Because they are paid on a four-weekly rather than a monthly basis, low-income households who had anticipated receiving £650 from the government may be unable to get it.
This comes at a time when millions of low-income households throughout the United Kingdom were slated to receive payments beginning this week, the Glasgow Times reports.
Now, West Dunbartonshire SNP MP Martin Docherty-Hughes has criticised the UK Government after a constituent was notified that they are ineligible for the payment while receiving Universal Credit.
Martin has now written to the Secretary of State at the Department for Work and Pensions (DWP), Thérèse Coffey, expressing his concern that low-income employed individuals who often get Universal Credit are being unfairly refused cost-of-living payments.
The letter urges the UK Government to immediately reconsider the ‘grossly unjust’ qualifying requirements for Universal Credit, which the MP deems to apply to persons who are paid weekly, fortnightly, or four-weekly by their employer.

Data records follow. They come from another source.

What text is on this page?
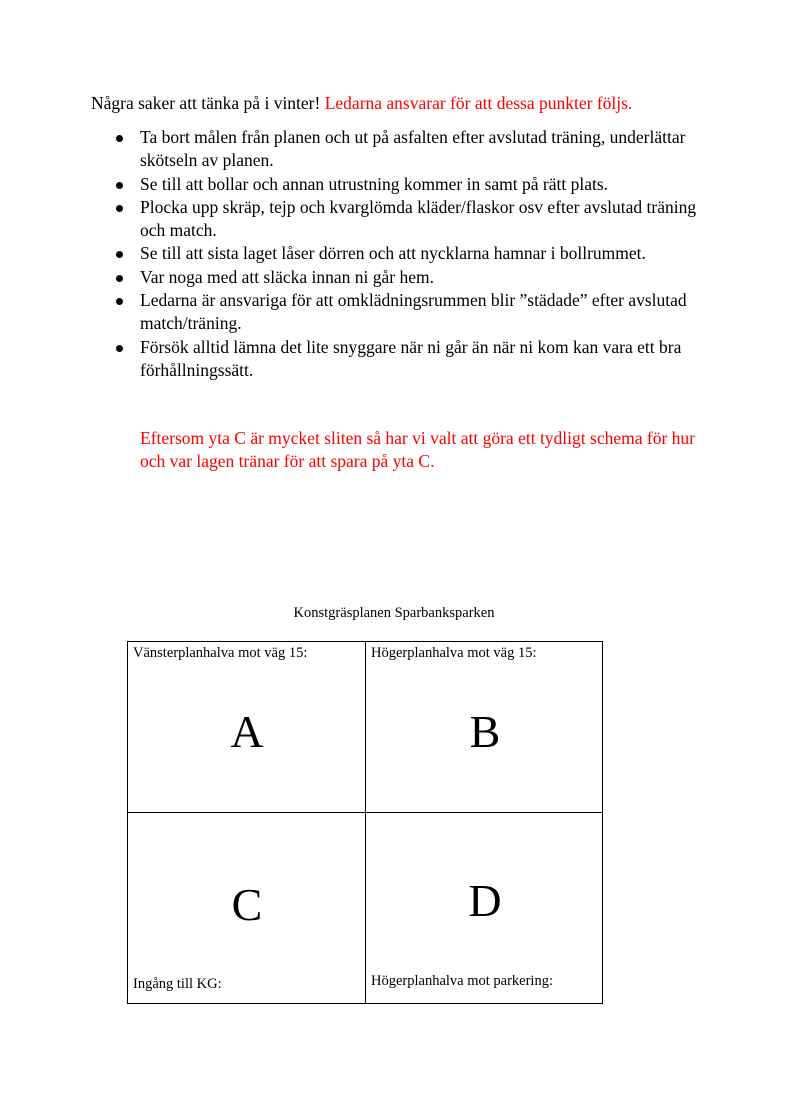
Några saker att tänka på i vinter! Ledarna ansvarar för att dessa punkter följs.

Ta bort målen från planen och ut på asfalten efter avslutad träning, underlättar skötseln av planen.
Se till att bollar och annan utrustning kommer in samt på rätt plats.
Plocka upp skräp, tejp och kvarglömda kläder/flaskor osv efter avslutad träning och match.
Se till att sista laget låser dörren och att nycklarna hamnar i bollrummet.
Var noga med att släcka innan ni går hem.
Ledarna är ansvariga för att omklädningsrummen blir ”städade” efter avslutad match/träning.
Försök alltid lämna det lite snyggare när ni går än när ni kom kan vara ett bra förhållningssätt.

Eftersom yta C är mycket sliten så har vi valt att göra ett tydligt schema för hur och var lagen tränar för att spara på yta C.

Konstgräsplanen Sparbanksparken

Vänsterplanhalva mot väg 15:
A
Högerplanhalva mot väg 15:
B
C
Ingång till KG:
D
Högerplanhalva mot parkering:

Universal Credit recipients who earned a “nil award” during the assessment period of April 26, 2022 to May 25, 2022 due to their salary payment schedules are ineligible for the first £326 instalment of the cost-of-living payment expected in July.
Around 37 percent of the UK’s 2.3 million working Universal Credit claimants are on non-monthly pay cycles, suggesting that up to 800,000 low-income persons may miss out.
Docherty-Hughes said: “It’s worrying that hundreds of thousands of low-income households who’d expected to receive this cost-of-living payment could miss out because of the Westminster Government’s flawed eligibility criteria.
“Families in West Dunbartonshire and across the country are struggling due to the UK’s cost-of-living crisis.
“They need support now and it’s devastating for my constituent and others who are ordinarily in receipt of Universal Credit to be unfairly excluded from this much-needed payment.”
He added: “In-work poverty is at its highest level for decades, and now the UK Government appears to be penalising people who are paid four-weekly rather than monthly.
“I’d urge the work and pensions secretary to act quickly to resolve this before thousands more families are forced needlessly into foodbanks.”
A DWP spokesperson said: “The vast majority of existing recipients of Universal Credit will qualify for a cost-of-living payment but inevitably a small number will be ineligible on the qualification dates because of a change of income, earnings or other circumstance.
“Earnings patterns can vary substantially and it would be impossible to choose qualifying dates that work for every single person on Universal Credit, however autumn’s second qualifying date reduces the risk that those with non-monthly pay periods that were ineligible for the first payment, miss out altogether.
“For any individuals that are not eligible for this support, or for families that need additional support, the Government is providing an additional £500m to help vulnerable households and from October 2022, domestic electricity customers will receive a £400 discount on their bills.”